Welcome! I’m Kendra.

In 1994, my parents were given the devastating diagnosis that my brother had a form of muscular dystrophy called facioscapulohumeral muscular dystrophy (FSHD), a progressive muscle wasting disease. Given that it is a genetic disorder, their doctor recommended that my parents strongly consider having more children. At the time, my mom was pregnant with my twin sister and me – so much for that idea! In my early years, my parents noticed the same symptoms that my brother displayed. From a very young age, I knew I had this disease that would affect my body due to progressive muscle loss.

Living with FSHD for three decades has given me a perspective on life that I may not have otherwise. Although I have always had a love for travel, after losing my brother to the disease in 2017, it felt more important than ever to live life to the fullest. I longed to venture to new places. In 2022, I began to use a wheelchair more regularly and every trip required more thorough planning than the one before. I have meticulously researched each trip before taking it, but information about accessibility in each destination was limited. I had a desire to get the information to other wheelchair users wanting to travel. Thus, Wheeling Wanderer was born.

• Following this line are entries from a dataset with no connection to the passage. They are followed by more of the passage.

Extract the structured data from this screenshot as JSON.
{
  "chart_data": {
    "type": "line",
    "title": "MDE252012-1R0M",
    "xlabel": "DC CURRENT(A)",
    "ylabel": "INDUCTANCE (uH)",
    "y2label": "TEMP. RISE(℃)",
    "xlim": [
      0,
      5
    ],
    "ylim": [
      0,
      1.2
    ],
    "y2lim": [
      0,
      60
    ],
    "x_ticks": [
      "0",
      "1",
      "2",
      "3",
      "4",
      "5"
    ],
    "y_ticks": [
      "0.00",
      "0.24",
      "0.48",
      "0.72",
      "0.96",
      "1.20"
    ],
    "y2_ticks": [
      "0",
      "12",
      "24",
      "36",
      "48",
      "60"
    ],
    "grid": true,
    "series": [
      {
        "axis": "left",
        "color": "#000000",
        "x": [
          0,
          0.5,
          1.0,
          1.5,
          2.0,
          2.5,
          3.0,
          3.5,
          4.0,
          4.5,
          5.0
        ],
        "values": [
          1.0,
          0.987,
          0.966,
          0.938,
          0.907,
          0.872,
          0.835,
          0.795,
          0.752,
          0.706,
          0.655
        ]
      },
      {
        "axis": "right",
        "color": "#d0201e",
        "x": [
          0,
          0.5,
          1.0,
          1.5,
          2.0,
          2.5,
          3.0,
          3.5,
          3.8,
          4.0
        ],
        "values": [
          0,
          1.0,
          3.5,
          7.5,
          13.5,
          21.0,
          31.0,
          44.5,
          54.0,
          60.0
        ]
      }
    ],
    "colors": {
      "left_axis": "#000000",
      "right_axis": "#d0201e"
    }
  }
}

Like many others with disabilities, I’m not going to let the disease win. I will continue to live my life and do the things that make me happy, one of which is traveling. Wheeling Wanderer is meant to help and inspire others to do the same. This is a space where I share my real-life experiences traveling, with an emphasis on wheelchair accessible destinations, activities in those destinations, and resources for traveling with a wheelchair.